= James Smart (civil servant) =

Canadian civil servant (1888–1957)

James Smart (February 29, 1888 - July 21, 1957) was a Canadian civil servant. He was the first superintendent for Riding Mountain National Park and was head of the National Parks Branch from 1941 to 1953.

== Biography ==

James Smart was born in Brandon, Manitoba, the son of James A. Smart and Elizabeth Jones, and received a degree in forestry from the University of New Brunswick in 1917. Smart married Katherine Amelia Stewart in 1919. He first worked for the Dominion Forest Service and then joined the National Parks Branch in 1930. He served overseas with the Canadian Forestry Corps during World War I. Smart served as Controller of the federal Department of Mines and Resources and as Controller of the National Parks Branch from 1941 until 1950 and as Director of the National Parks Branch from 1950 until he retired from the civil service in 1953. He was responsible for the establishment of a number of national parks, including Riding Mountain and Fundy National Park. During his tenure, campgrounds were expanded in the parks located in the Canadian national parks in the Rocky Mountains, skiing facilities were improved in Banff National Park, Jasper National Park and Mount Revelstoke National Park and golf courses were developed in three national parks in Atlantic Canada. Also, construction began on the Trans-Canada Highway through Banff National Park.
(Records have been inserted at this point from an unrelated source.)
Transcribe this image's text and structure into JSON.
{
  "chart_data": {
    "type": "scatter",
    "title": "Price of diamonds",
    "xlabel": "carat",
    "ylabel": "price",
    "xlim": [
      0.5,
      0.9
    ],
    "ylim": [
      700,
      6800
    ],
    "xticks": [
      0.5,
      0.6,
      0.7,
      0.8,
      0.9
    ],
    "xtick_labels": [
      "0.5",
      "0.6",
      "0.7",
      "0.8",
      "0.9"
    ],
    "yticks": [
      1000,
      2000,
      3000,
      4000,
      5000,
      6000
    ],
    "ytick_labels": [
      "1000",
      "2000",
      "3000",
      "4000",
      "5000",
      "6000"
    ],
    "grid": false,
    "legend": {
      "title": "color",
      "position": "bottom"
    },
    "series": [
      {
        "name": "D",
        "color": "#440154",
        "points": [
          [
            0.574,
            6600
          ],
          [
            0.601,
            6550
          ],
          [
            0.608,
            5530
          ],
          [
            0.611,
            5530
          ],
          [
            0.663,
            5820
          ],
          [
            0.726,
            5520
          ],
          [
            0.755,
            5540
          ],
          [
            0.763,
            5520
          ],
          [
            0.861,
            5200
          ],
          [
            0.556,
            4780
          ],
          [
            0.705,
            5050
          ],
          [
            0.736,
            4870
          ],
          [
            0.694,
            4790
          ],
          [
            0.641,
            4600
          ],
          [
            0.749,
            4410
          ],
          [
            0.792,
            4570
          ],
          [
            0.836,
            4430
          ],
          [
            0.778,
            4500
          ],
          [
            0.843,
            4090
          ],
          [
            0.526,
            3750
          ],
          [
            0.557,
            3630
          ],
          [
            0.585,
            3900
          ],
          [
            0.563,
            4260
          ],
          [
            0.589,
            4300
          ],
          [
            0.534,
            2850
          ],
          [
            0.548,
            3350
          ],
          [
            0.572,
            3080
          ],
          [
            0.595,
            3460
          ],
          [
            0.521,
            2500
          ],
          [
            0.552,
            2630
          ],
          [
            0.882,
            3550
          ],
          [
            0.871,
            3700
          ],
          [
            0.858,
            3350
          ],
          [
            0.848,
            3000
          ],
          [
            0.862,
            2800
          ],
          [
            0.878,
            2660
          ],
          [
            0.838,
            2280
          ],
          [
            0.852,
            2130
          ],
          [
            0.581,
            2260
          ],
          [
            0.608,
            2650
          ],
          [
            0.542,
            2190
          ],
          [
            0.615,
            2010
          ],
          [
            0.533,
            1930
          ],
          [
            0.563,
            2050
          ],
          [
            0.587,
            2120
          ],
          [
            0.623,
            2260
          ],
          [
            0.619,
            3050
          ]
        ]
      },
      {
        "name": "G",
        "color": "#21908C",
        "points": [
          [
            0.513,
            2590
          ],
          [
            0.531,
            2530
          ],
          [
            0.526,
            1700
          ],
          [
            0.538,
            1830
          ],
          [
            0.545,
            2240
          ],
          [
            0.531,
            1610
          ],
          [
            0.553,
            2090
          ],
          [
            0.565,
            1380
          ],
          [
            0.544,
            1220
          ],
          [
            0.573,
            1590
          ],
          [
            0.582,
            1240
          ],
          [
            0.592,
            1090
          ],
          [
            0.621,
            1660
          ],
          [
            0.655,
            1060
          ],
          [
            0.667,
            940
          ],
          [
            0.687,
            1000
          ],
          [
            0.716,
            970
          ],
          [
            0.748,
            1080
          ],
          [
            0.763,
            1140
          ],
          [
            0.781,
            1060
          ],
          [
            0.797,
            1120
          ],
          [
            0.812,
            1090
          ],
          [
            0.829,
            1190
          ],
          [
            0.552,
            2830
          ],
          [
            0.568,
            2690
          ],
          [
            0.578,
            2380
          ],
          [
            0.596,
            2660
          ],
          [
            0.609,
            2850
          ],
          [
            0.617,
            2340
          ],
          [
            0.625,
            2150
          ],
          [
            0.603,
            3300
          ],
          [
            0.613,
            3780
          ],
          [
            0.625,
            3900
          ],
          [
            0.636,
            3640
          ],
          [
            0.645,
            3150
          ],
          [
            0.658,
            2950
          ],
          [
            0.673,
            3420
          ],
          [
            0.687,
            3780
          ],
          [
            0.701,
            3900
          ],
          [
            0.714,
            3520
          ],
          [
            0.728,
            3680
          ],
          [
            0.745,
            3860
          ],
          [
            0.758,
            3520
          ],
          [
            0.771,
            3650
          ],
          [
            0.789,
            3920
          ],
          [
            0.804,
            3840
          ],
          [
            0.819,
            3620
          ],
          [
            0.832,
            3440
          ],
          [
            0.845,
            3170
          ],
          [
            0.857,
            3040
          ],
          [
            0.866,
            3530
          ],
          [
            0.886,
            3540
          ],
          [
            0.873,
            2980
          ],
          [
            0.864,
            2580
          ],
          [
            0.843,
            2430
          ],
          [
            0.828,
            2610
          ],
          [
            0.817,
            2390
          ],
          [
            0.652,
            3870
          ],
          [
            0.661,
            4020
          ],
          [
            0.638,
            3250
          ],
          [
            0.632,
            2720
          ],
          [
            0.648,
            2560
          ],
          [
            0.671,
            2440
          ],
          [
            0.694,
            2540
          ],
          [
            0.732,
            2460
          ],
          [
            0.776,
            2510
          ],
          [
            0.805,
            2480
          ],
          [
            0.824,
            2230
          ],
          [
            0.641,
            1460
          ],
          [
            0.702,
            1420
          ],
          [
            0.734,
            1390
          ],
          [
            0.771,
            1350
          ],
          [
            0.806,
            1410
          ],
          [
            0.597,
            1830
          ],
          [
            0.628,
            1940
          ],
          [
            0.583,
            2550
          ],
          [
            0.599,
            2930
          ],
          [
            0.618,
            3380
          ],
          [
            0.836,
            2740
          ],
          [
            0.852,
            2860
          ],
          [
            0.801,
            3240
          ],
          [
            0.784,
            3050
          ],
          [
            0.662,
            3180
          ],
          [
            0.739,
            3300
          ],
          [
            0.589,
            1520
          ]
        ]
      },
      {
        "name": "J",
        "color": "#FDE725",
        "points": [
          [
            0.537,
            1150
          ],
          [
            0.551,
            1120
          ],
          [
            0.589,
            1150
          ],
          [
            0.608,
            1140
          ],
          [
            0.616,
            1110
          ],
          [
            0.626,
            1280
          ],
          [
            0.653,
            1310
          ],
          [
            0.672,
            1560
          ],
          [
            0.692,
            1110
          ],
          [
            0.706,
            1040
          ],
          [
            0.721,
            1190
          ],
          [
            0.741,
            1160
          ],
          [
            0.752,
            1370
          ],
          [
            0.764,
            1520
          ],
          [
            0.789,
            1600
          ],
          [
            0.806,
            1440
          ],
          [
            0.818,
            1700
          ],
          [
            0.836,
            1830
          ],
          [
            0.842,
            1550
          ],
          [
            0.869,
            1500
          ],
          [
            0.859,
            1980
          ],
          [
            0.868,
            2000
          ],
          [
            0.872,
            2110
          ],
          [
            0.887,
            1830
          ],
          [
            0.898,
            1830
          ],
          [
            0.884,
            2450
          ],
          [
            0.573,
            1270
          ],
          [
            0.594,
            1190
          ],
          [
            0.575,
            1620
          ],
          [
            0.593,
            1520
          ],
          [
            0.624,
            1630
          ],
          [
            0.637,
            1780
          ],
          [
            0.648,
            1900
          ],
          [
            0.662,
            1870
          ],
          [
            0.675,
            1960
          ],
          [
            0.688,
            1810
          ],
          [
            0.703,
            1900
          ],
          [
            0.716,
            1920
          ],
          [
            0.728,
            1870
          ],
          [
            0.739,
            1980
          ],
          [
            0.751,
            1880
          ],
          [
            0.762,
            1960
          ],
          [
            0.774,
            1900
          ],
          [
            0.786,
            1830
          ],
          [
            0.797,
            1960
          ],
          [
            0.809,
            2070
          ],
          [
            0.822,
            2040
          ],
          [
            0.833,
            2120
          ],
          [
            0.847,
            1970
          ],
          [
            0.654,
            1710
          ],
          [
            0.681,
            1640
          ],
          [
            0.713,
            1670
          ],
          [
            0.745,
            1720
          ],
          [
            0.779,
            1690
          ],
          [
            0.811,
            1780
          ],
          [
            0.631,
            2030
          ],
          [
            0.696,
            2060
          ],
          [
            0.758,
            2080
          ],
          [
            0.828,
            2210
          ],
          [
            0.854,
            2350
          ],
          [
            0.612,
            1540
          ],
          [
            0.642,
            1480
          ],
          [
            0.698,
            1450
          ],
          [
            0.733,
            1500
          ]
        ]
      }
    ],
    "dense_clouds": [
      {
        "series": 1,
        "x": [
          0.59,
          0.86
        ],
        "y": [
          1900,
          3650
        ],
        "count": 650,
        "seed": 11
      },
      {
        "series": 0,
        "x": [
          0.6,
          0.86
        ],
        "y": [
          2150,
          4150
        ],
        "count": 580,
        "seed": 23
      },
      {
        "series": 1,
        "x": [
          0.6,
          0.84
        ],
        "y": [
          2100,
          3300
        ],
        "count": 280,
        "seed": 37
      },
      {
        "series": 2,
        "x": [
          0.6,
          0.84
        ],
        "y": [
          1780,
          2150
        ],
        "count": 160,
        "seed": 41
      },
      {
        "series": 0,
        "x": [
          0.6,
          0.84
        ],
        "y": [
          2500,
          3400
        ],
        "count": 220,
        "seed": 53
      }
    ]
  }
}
In 1946, Smart was made an Additional Officer of the Civil Division of the Order of the British Empire.

In 1956, he was named an executive commissioner of the St. Lawrence Development Commission, responsible for parks and recreation development in the St. Lawrence area of Ontario. Smart also was responsible for researching and planning the relocation of gravestones and remains from cemeteries in Ontario that would be flooded by the creation of the Saint Lawrence Seaway.

He died in Winchester, Ontario at the age of 73.